The angelic upstarts were on the march again, but with a whole new set-up at Elland Road, geared towards the eradication of the hooligan element (Vinnie Jones having been sold the season before), and with a friendlier image on the field, courtesy of the impish Gordon Strachan.
And when, finally, our brave lads pulled out all the stops against VfB Stuttgart in Barcelona last October, the rehabilitation was complete; the unthinkable had happened, Leeds United had actually become popular.
Suddenly, the game seemed more civilised, the thugs had been eliminated, the championship opened up, and we were in Europe, playing attractive, instinctive football. A long way, apparently, from the siege mentality of Don Revie's dossiers, his ridiculous superstitions, compulsory bingo and carpet bowls.
If the League title of 1992 had arrived with more than a slice of luck in the closing stages, we told ourselves it was no more than we deserved for those appalling twists of fate, when fixture lists, referees and er . . . bribes conspired against us in the Revie era.
But even as we rejoiced, already lurking in the back of our minds was impending disaster. Because that's what happens at Leeds. History has shown us the meaning of caution.
Going for three trophies in March? Expect nothing; you might be pleasantly surprised. Convinced you'll slaughter non-League opposition in the Cup? Expect defeat; you might just come away with a draw. I'm convinced there are generations of Leeds fans playing desperately safe with their careers, square-balling their love lives and steering their Maestros safely over the dead- ball line, all as a result of defeat by Chelsea in the 1970 Cup final.
And yet at the same time, history has also taught the Leeds supporters that, somehow, victory is theirs by right, defeat an unthinkable insult. That is our dilemma: blinding faith coupled with an unshakeable disbelief in our team. Underneath, we're just mixed-up kids marching on together.
Society must shoulder some of the blame, though. We suspected we were good in the Sixties but everyone told us we were villains. We knew we were great in the Seventies but the pundits kept writing us off. Now, apparently, after defeat by Rangers in Europe and a slump in League form, we're a flash in the pan.
As lowlier teams continue to wallop goals past us this season, playing above themselves in the clamour to humiliate the champions, perhaps it is time for Howard Wilkinson and his boys to acknowledge that, for the time being at least, the world is again conspiring against us, and that, in the spirit of Revie and Bremner, they should march into the bunker and plot revenge. Above all on Eric Cantona.
Whatever happens in 1993 - and we don't rule out the worst - we'll deal with it with our usual indignant resignation so long as we beat Manchester United at Elland Road next week. Relegate us, let Arsenal boot us out of the FA Cup tonight, but please give us that elusive victory over the Red Devils and their traitorous French striker.

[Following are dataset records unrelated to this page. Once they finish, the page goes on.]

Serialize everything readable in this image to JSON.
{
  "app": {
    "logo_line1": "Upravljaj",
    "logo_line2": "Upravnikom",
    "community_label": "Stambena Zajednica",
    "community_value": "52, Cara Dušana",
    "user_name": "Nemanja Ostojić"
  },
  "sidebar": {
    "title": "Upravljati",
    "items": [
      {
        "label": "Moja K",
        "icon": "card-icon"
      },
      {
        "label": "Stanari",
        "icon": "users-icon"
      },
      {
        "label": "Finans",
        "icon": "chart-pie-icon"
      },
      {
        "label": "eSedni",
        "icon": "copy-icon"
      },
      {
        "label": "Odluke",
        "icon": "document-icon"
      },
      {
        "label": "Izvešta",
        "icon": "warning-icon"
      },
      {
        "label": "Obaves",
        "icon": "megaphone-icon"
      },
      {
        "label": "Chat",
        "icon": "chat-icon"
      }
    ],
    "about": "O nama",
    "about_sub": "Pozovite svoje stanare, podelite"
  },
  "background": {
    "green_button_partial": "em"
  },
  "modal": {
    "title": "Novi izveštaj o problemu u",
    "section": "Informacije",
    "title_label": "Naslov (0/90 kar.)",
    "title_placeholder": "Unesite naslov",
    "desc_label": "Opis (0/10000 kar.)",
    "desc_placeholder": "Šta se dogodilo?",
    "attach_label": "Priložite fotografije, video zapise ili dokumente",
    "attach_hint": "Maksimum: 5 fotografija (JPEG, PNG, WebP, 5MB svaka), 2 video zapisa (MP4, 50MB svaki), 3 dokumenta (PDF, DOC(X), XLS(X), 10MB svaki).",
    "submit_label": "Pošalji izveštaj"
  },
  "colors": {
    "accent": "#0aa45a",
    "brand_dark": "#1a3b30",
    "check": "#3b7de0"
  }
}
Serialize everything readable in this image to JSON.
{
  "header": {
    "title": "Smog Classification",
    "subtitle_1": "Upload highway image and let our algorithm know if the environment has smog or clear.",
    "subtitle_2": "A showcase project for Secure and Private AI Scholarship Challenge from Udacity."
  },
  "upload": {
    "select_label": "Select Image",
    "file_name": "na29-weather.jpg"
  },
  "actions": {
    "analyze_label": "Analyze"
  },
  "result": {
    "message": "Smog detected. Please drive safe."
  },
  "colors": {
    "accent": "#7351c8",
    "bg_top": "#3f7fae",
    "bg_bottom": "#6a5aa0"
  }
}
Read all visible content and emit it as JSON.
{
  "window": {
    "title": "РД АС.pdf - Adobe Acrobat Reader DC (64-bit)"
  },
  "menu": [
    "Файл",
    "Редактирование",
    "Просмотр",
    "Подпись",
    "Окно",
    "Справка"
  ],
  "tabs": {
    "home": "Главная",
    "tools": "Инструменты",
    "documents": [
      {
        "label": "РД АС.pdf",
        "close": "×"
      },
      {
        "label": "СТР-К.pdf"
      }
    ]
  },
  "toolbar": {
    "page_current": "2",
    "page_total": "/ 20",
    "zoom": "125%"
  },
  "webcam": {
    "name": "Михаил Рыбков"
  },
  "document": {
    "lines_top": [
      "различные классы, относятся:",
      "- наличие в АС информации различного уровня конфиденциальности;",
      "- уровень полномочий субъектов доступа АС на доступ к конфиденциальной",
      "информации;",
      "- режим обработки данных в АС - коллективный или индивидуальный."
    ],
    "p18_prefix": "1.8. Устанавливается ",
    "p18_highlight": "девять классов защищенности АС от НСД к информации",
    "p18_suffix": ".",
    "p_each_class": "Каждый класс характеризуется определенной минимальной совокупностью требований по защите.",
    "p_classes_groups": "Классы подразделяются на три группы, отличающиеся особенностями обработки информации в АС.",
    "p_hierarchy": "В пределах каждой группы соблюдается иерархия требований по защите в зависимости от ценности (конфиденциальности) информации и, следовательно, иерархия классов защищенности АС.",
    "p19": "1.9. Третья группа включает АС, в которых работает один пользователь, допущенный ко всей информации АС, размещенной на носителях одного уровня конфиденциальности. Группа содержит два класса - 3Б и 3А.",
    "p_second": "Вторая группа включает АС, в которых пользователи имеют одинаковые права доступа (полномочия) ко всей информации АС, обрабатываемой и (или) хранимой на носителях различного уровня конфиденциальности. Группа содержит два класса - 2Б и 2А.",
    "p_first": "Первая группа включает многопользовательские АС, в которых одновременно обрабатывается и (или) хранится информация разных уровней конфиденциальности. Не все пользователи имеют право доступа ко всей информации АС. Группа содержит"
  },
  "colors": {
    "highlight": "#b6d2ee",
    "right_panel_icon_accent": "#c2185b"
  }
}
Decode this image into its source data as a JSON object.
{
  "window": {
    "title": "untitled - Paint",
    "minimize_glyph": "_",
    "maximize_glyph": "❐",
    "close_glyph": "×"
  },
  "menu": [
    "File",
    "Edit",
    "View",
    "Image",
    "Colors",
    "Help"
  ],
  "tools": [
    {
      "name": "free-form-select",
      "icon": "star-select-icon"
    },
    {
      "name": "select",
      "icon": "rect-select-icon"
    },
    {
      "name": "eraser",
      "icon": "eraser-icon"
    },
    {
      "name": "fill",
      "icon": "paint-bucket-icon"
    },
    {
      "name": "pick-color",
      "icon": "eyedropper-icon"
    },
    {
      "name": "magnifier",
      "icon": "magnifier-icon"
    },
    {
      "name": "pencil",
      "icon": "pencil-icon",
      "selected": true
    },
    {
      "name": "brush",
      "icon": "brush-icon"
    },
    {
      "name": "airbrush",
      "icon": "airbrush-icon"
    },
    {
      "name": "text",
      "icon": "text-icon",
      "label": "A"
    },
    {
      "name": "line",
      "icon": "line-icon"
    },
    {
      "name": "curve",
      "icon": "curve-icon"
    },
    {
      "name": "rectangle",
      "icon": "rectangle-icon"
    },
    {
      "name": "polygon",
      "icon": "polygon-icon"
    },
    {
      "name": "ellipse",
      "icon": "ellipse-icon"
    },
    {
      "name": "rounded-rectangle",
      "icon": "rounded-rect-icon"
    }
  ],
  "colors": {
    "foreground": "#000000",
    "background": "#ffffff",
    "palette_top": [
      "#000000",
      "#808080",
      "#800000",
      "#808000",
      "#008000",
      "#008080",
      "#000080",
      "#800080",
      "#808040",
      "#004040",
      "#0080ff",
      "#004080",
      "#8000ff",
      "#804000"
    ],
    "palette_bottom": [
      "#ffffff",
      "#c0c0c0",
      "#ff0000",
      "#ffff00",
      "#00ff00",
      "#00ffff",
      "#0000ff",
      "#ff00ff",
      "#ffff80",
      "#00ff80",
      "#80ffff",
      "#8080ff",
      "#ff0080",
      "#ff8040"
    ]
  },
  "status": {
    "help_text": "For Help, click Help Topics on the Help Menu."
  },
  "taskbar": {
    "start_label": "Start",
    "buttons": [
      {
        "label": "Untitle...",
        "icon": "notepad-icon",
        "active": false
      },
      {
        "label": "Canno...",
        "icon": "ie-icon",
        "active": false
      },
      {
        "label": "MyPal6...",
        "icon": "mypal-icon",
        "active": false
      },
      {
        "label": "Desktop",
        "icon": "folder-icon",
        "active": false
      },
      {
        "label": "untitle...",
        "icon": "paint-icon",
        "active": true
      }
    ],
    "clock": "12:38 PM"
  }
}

We have seen the depths of despair after coming so close so many times, we have been shamed by scandal and crowd trouble, felt the exhilaration of success at the highest level, suffered the wrath of journalists, tasted the sweetness of revenge over our fiercest rivals, sampled the desolation of utter obscurity, and, after the riots in Bournemouth, even hovered on the brink of extinction.
We have been humbled by racism on the terraces yet fielded the first black player in an FA Cup final. We have been humiliated in the Cup by Colchester United and kicked in the teeth by a petulant Frenchman. We even managed to screw up Brian Clough. What more is there to life? After that lot, this season looks like a doddle.
Keep popping the champagne corks, Howard - after all, we're still champions. By the way, I'm sure the carpet bowls are still lying around Elland Road somewhere, if you need them.